The Gustav Sonata is set in neutral Switzerland in the years around World War II, why did you choose this setting?
We, outside of Switzerland, imagine it, I think, as this serene neutral space which had no difficulty staying separate from the horrors of World War II. But the reality was very different. The Swiss lived in perpetual terror of a German invasion and were forced to make political compromises to placate the German High Command – not least on the subject of the Jews, fleeing from persecution in Germany, Austria and France. I wanted to have a hard look at this. But what I also contrived in this book was to create a character, Gustav, who, in the face of unrequited love, has to strive for his own neutrality and whose willed altruism may or may not lead to redemption and freedom.

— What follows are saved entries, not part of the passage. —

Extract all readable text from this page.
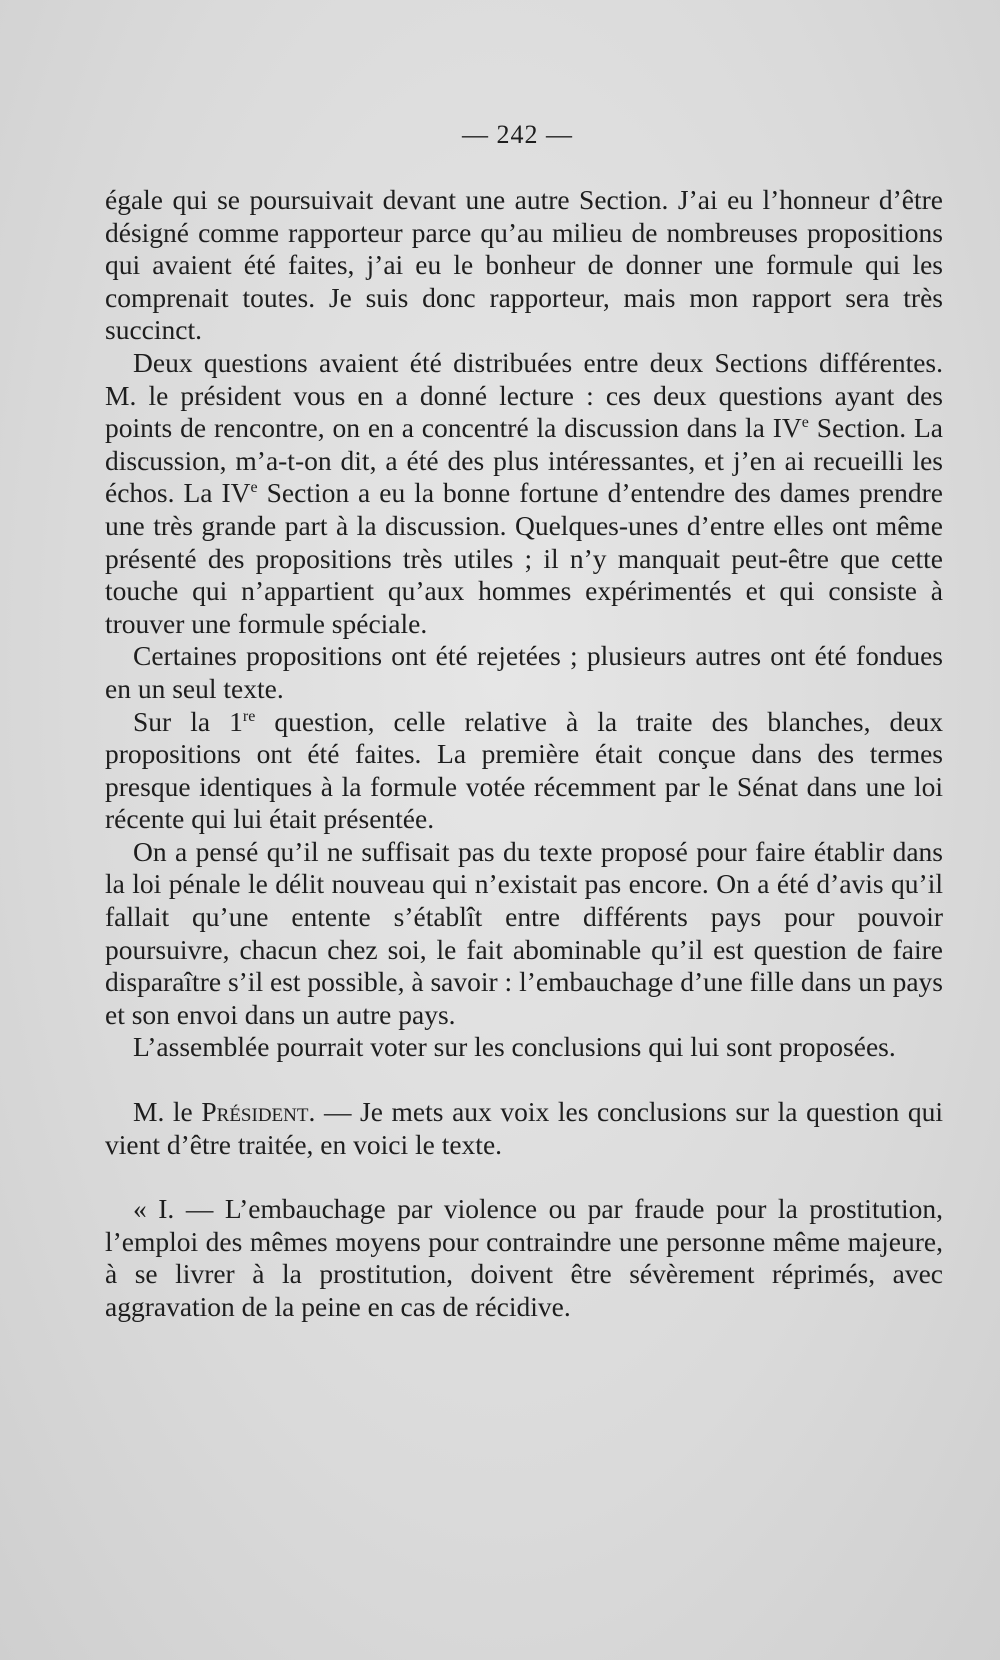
— 242 —

égale qui se poursuivait devant une autre Section. J’ai eu l’honneur d’être désigné comme rapporteur parce qu’au milieu de nombreuses propositions qui avaient été faites, j’ai eu le bonheur de donner une formule qui les comprenait toutes. Je suis donc rapporteur, mais mon rapport sera très succinct.

Deux questions avaient été distribuées entre deux Sections différentes. M. le président vous en a donné lecture : ces deux questions ayant des points de rencontre, on en a concentré la discussion dans la IVe Section. La discussion, m’a-t-on dit, a été des plus intéressantes, et j’en ai recueilli les échos. La IVe Section a eu la bonne fortune d’entendre des dames prendre une très grande part à la discussion. Quelques-unes d’entre elles ont même présenté des propositions très utiles ; il n’y manquait peut-être que cette touche qui n’appartient qu’aux hommes expérimentés et qui consiste à trouver une formule spéciale.

Certaines propositions ont été rejetées ; plusieurs autres ont été fondues en un seul texte.

Sur la 1re question, celle relative à la traite des blanches, deux propositions ont été faites. La première était conçue dans des termes presque identiques à la formule votée récemment par le Sénat dans une loi récente qui lui était présentée.

On a pensé qu’il ne suffisait pas du texte proposé pour faire établir dans la loi pénale le délit nouveau qui n’existait pas encore. On a été d’avis qu’il fallait qu’une entente s’établît entre différents pays pour pouvoir poursuivre, chacun chez soi, le fait abominable qu’il est question de faire disparaître s’il est possible, à savoir : l’embauchage d’une fille dans un pays et son envoi dans un autre pays.

L’assemblée pourrait voter sur les conclusions qui lui sont proposées.

M. le Président. — Je mets aux voix les conclusions sur la question qui vient d’être traitée, en voici le texte.

« I. — L’embauchage par violence ou par fraude pour la prostitution, l’emploi des mêmes moyens pour contraindre une personne même majeure, à se livrer à la prostitution, doivent être sévèrement réprimés, avec aggravation de la peine en cas de récidive.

Your novels are full of varied, brilliantly realised historical settings. What kind of research do you tend to undertake before you sit down to write?

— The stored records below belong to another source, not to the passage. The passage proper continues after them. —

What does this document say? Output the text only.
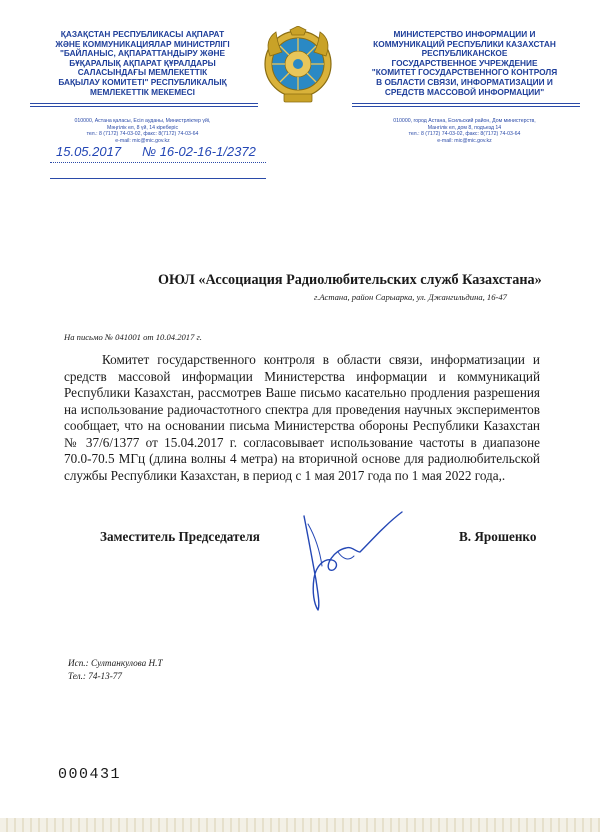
ҚАЗАҚСТАН РЕСПУБЛИКАСЫ АҚПАРАТ
ЖӘНЕ КОММУНИКАЦИЯЛАР МИНИСТРЛІГІ
"БАЙЛАНЫС, АҚПАРАТТАНДЫРУ ЖӘНЕ
БҰҚАРАЛЫҚ АҚПАРАТ ҚҰРАЛДАРЫ
САЛАСЫНДАҒЫ МЕМЛЕКЕТТІК
БАҚЫЛАУ КОМИТЕТІ" РЕСПУБЛИКАЛЫҚ
МЕМЛЕКЕТТІК МЕКЕМЕСІ
МИНИСТЕРСТВО ИНФОРМАЦИИ И
КОММУНИКАЦИЙ РЕСПУБЛИКИ КАЗАХСТАН
РЕСПУБЛИКАНСКОЕ
ГОСУДАРСТВЕННОЕ УЧРЕЖДЕНИЕ
"КОМИТЕТ ГОСУДАРСТВЕННОГО КОНТРОЛЯ
В ОБЛАСТИ СВЯЗИ, ИНФОРМАТИЗАЦИИ И
СРЕДСТВ МАССОВОЙ ИНФОРМАЦИИ"
010000, Астана қаласы, Есіл ауданы, Министрліктер үйі,
Мәңгілік ел, 8 үй, 14 кіреберіс
тел.: 8 (7172) 74-03-02, факс: 8(7172) 74-03-64
e-mail: mic@mic.gov.kz
010000, город Астана, Есильский район, Дом министерств,
Мангілік ел, дом 8, подъезд 14
тел.: 8 (7172) 74-03-02, факс: 8(7172) 74-03-64
e-mail: mic@mic.gov.kz
15.05.2017 № 16-02-16-1/2372
ОЮЛ «Ассоциация Радиолюбительских служб Казахстана»
г.Астана, район Сарыарка, ул. Джангильдина, 16-47
На письмо № 041001 от 10.04.2017 г.
Комитет государственного контроля в области связи, информатизации и средств массовой информации Министерства информации и коммуникаций Республики Казахстан, рассмотрев Ваше письмо касательно продления разрешения на использование радиочастотного спектра для проведения научных экспериментов сообщает, что на основании письма Министерства обороны Республики Казахстан № 37/6/1377 от 15.04.2017 г. согласовывает использование частоты в диапазоне 70.0-70.5 МГц (длина волны 4 метра) на вторичной основе для радиолюбительской службы Республики Казахстан, в период с 1 мая 2017 года по 1 мая 2022 года,.
Заместитель Председателя	В. Ярошенко
Исп.: Султанкулова Н.Т
Тел.: 74-13-77
000431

Research will take different forms, according to the subject I’ve chosen. To write Restoration, I began by reading the Pepys diaries and let this brilliant chronicler lead me towards a huge amount of reading about every facet of the world of the 1660s. To write The Road Home, it seemed very important to try to imbibe the immigrant experience first-hand, so I spent significant time talking to Polish workers in the East Anglia vegetable picking industry. For Music & Silence, I worked a lot from portraits, capturing the changing face of King Christian IV from handsome prince to weary, lard-faced monarch. For The Gustav Sonata, I read a ton of books about Switzerland, both at the time of the war and about Swiss society as it is now. I also drew on my own observations during my travels there. One last thing: to write fiction that feels real and dynamic and which isn’t just a distillation of data, I believe that the research has to be done thoroughly and then almost forgotten, so that the writer’s imagination can begin to create her own world.

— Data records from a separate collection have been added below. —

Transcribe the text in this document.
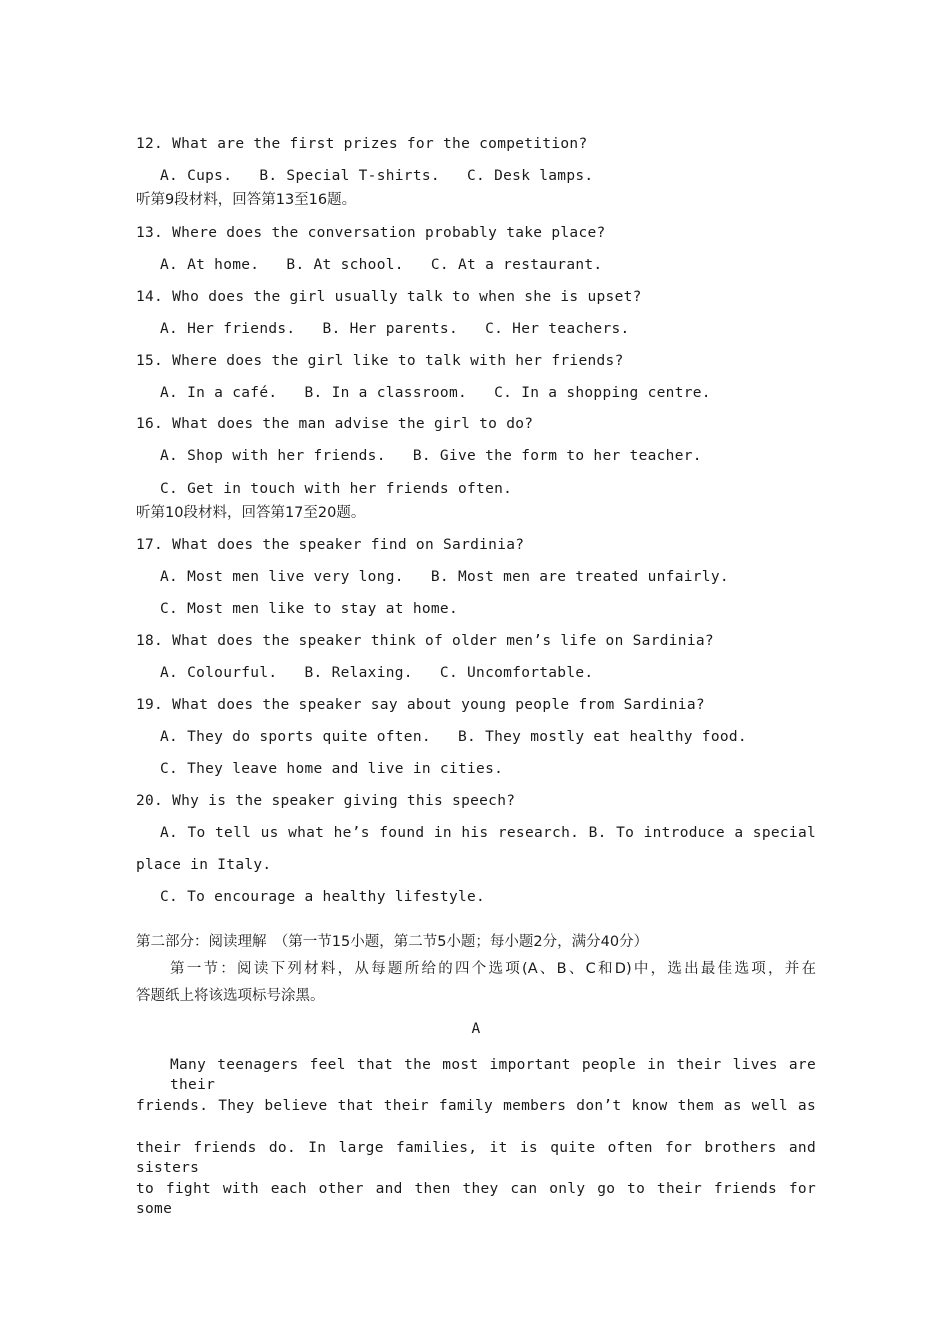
12. What are the first prizes for the competition?
A. Cups.   B. Special T-shirts.   C. Desk lamps.
听第9段材料，回答第13至16题。
13. Where does the conversation probably take place?
A. At home.   B. At school.   C. At a restaurant.
14. Who does the girl usually talk to when she is upset?
A. Her friends.   B. Her parents.   C. Her teachers.
15. Where does the girl like to talk with her friends?
A. In a café.   B. In a classroom.   C. In a shopping centre.
16. What does the man advise the girl to do?
A. Shop with her friends.   B. Give the form to her teacher.
C. Get in touch with her friends often.
听第10段材料，回答第17至20题。
17. What does the speaker find on Sardinia?
A. Most men live very long.   B. Most men are treated unfairly.
C. Most men like to stay at home.
18. What does the speaker think of older men’s life on Sardinia?
A. Colourful.   B. Relaxing.   C. Uncomfortable.
19. What does the speaker say about young people from Sardinia?
A. They do sports quite often.   B. They mostly eat healthy food.
C. They leave home and live in cities.
20. Why is the speaker giving this speech?
A. To tell us what he’s found in his research. B. To introduce a special
place in Italy.
C. To encourage a healthy lifestyle.
第二部分：阅读理解　（第一节15小题，第二节5小题；每小题2分，满分40分）
第一节：阅读下列材料，从每题所给的四个选项(A、B、C和D)中，选出最佳选项，并在
答题纸上将该选项标号涂黑。
A
Many teenagers feel that the most important people in their lives are their
friends. They believe that their family members don’t know them as well as
their friends do. In large families, it is quite often for brothers and sisters
to fight with each other and then they can only go to their friends for some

Which female writers would you say have had the biggest impact on you and why?
George Eliot, above all. DH Lawrence commented that it was she ‘who started putting all the action inside’, i.e. she was profoundly more interested in people’s interior lives than in the day-to-day events she contrives for them. But George Eliot also understood that plots had to grip, that jeopardy thrilled readers, that romantic love, jealousy, class-hatred, gossip, fashion, property and money were subjects of perennial fascination. Like her, I am more absorbed by the landscape of characters’ minds than by their material lives but I also love the challenge of contriving a page-turning plot. Virginia Woolf understood all this perfectly, layering each moment with meaning, so her writing, too, so delicate and under-stated, has had what I hope is a positive impact on my own.
Is there a particular place where you like to write?
When I was young, I used to be able to write anywhere. I once wrote an entire short story in the old, unreconstructed buffet of Liverpool Street Station! Now, I can’t seem to move my work from location to location without it suffering. What I like best is to work in my study in Norfolk, with its familiar perfume of books and papers and its consoling view of the garden.
Can you tell us what you’re working on next?
At the moment, I’m working on long-form TV scripts of two of my novels, Trespass for Left Bank Pictures and The Road Home for Buccaneer Media. The collaborative aspect of film and TV writing is always thrilling and sustaining after the long solitude of the novel. A new idea for a novel has begun to twitch at the back of my mind, but it’s, as yet, only a half-formed embryo, which will need much more nurture before it becomes anything worth talking about.